Irina: I’m not saying Baba Yaga’s behind it. But these traditions are old for a reason. They’re protective. In our village, no one would dare show a baby to strangers early on. There’s a wisdom in that.
Dasha: I agree it’s about protection. But nowadays, we have vaccines and hand sanitizer. Look—if someone’s afraid of germs, I get it. But blaming misfortune on someone’s glance? That’s just confirmation bias.
Irina: Confirmation what?
Dasha: Confirmation bias. It means we notice the times something “bad” happens after we break a rule, and we ignore all the times nothing happens. Like: Lena showed her baby, and he’s fine, right?
Irina: So far.
Dasha: Come on. Then what about Natasha’s daughter? She kept her hidden like a Fabergé egg for two months. Still got a rash. Probably from her own blanket.
Irina: Okay, but at least she tried to protect her. It’s about respect for tradition. Our grandmothers knew things we’ve forgotten.
Dasha: Or they were trying to explain the world without science. If a baby got sick back then, they didn’t know about viruses or bacteria, so they blamed “the evil eye.” It made sense in 1705.
Irina: Maybe. But you can’t deny—some people have bad energy. My Aunt Zoya, for instance. Plants die when she visits.

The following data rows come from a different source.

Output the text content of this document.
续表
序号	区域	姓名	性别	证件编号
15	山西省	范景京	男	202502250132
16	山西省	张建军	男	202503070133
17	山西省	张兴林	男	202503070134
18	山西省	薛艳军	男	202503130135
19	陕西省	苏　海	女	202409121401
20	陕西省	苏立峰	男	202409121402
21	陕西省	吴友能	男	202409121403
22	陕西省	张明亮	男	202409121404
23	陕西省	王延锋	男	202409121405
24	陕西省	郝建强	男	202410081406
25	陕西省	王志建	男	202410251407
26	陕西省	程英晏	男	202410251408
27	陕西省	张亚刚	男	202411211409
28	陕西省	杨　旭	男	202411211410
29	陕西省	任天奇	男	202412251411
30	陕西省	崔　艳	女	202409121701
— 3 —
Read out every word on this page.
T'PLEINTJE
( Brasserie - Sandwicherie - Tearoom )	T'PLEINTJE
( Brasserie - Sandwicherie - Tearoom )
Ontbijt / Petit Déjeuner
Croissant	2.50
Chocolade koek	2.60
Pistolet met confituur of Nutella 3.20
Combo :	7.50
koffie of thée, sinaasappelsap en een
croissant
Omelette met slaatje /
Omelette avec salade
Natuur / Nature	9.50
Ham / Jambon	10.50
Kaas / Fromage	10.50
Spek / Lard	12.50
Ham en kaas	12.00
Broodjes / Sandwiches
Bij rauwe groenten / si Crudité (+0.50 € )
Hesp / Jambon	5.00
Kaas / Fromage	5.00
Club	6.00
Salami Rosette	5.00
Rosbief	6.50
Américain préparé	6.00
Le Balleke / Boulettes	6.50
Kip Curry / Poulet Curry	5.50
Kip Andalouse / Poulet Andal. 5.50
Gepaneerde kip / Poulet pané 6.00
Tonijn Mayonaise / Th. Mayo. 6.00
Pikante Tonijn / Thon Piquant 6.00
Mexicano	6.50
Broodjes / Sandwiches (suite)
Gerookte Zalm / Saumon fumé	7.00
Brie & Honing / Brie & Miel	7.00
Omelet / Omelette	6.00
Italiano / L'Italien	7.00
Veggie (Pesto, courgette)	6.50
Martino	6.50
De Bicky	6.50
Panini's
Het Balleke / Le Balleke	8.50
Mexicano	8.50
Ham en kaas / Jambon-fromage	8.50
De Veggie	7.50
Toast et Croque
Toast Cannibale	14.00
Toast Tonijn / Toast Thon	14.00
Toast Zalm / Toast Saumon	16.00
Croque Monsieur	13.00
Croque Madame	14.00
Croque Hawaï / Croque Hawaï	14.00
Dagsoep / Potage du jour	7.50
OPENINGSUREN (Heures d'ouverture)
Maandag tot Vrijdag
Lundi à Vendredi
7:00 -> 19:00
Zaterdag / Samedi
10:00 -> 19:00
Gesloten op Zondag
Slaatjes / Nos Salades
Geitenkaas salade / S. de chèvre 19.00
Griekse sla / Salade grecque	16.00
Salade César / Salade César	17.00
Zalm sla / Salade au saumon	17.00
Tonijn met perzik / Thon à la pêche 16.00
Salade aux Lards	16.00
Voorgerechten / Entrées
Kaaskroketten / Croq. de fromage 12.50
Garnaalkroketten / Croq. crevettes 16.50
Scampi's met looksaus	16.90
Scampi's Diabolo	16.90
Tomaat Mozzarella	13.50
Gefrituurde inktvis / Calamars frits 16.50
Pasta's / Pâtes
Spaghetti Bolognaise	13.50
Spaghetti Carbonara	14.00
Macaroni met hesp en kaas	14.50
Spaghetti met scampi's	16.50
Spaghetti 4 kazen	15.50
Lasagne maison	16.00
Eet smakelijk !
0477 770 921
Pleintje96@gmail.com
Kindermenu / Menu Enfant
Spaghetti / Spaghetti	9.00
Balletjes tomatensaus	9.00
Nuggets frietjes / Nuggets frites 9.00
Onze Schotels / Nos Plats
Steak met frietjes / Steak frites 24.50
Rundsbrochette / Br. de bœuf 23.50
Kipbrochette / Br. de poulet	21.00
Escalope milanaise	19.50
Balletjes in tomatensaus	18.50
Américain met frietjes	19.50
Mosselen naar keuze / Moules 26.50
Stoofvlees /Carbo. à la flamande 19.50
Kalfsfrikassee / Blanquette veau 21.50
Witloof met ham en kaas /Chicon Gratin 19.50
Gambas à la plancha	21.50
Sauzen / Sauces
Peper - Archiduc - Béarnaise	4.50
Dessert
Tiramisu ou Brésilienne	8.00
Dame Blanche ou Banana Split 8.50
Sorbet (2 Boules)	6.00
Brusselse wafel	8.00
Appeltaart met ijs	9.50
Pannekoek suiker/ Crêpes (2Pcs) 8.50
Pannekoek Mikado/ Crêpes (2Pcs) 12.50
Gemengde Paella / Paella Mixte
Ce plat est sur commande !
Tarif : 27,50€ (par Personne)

Dasha: So does my basil, and I’m the only one touching it. Not everything is mystical. Some things are just… bad watering schedules.
Irina: laughing You’re so stubborn. I’m surprised you haven’t dissected a superstition yet under a microscope.
Dasha: I tried, actually. Held up a mirror at midnight under a full moon. All I saw was myself with a pimple.
Irina: laughs Alright, fine. But don’t be surprised if one day you have a kid and I make you hang garlic near the crib.
Dasha: Deal. But I’m putting a microscope next to it, so we both feel safe.
Irina: raising her teacup To babies, logic, and a little bit of superstition—just in case.
Dasha: clinks And to lifelong debates over jam and tea.